As a new member of the faculty, I was appalled to open up the student paper on the day after the Martin Luther King Jr. holiday to find James Black’s column (Daily Nexus, “Reverse Racism in Education,” Jan. 16). That holiday exists as a time to reflect on the struggle for civil rights and social justice in this country, not merely as a day off from work or classes. Perhaps the Daily Nexus was unaware of the symbolic import of printing Black’s piece on that day.

I, too, am white and I embrace Affirmative Action as an effective tool to rectify racial and gender discrimination at this time. In employment, white women have benefited the most from Affirmative Action since the late 1960s.

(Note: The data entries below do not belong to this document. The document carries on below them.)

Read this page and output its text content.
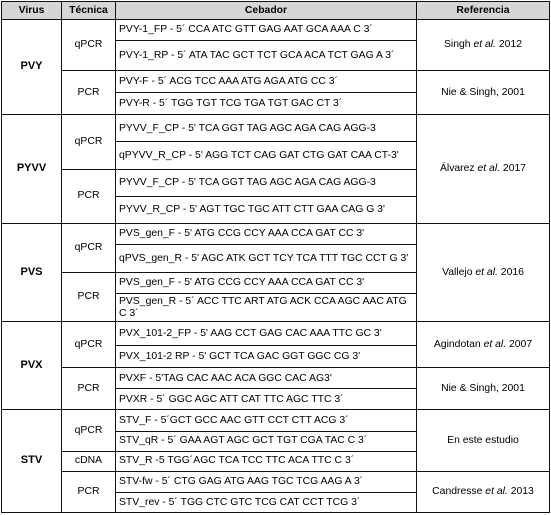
Virus	Técnica	Cebador	Referencia
PVY	qPCR	PVY-1_FP - 5´ CCA ATC GTT GAG AAT GCA AAA C 3´	Singh et al. 2012
		PVY-1_RP - 5´ ATA TAC GCT TCT GCA ACA TCT GAG A 3´	
	PCR	PVY-F - 5´ ACG TCC AAA ATG AGA ATG CC 3´	Nie & Singh, 2001
		PVY-R - 5´ TGG TGT TCG TGA TGT GAC CT 3´	
PYVV	qPCR	PYVV_F_CP - 5' TCA GGT TAG AGC AGA CAG AGG-3	Álvarez et al. 2017
		qPYVV_R_CP - 5' AGG TCT CAG GAT CTG GAT CAA CT-3'	
	PCR	PYVV_F_CP - 5' TCA GGT TAG AGC AGA CAG AGG-3	
		PYVV_R_CP - 5' AGT TGC TGC ATT CTT GAA CAG G 3'	
PVS	qPCR	PVS_gen_F - 5' ATG CCG CCY AAA CCA GAT CC 3'	Vallejo et al. 2016
		qPVS_gen_R - 5' AGC ATK GCT TCY TCA TTT TGC CCT G 3'	
	PCR	PVS_gen_F - 5' ATG CCG CCY AAA CCA GAT CC 3'	
		PVS_gen_R - 5´ ACC TTC ART ATG ACK CCA AGC AAC ATG C 3´	
PVX	qPCR	PVX_101-2_FP - 5' AAG CCT GAG CAC AAA TTC GC 3'	Agindotan et al. 2007
		PVX_101-2 RP - 5' GCT TCA GAC GGT GGC CG 3'	
	PCR	PVXF - 5'TAG CAC AAC ACA GGC CAC AG3'	Nie & Singh, 2001
		PVXR - 5´ GGC AGC ATT CAT TTC AGC TTC 3´	
STV	qPCR	STV_F - 5´GCT GCC AAC GTT CCT CTT ACG 3´	En este estudio
		STV_qR - 5´ GAA AGT AGC GCT TGT CGA TAC C 3´	
	cDNA	STV_R -5 TGG´AGC TCA TCC TTC ACA TTC C 3´	
	PCR	STV-fw - 5´ CTG GAG ATG AAG TGC TCG AAG A 3´	Candresse et al. 2013
		STV_rev - 5´ TGG CTC GTC TCG CAT CCT TCG 3´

In education, all sorts of preferences mark the college admission process, including preference for children of alumni, athletes and artistic talents. Much more than SAT scores go into making up a diverse class. A narrow definition of “merit” feeds into criteria generated by a system that excluded people of color in the first place.

Caught up in the ideology of choice, Black fails to recognize that some of us have more choices than others due to race, sex or class. To recommend “changing schools” to counter poor educational opportunities substitutes individual action for the social responsibility to provide excellent schooling for all our children. At best, Black is clueless about the circumstances under which educational inequality persists. A level playing field would require social change. A student body with many different kinds of people enriches us all – a thought I find more appropriate to the spirit of the King holiday than smugness or resentment.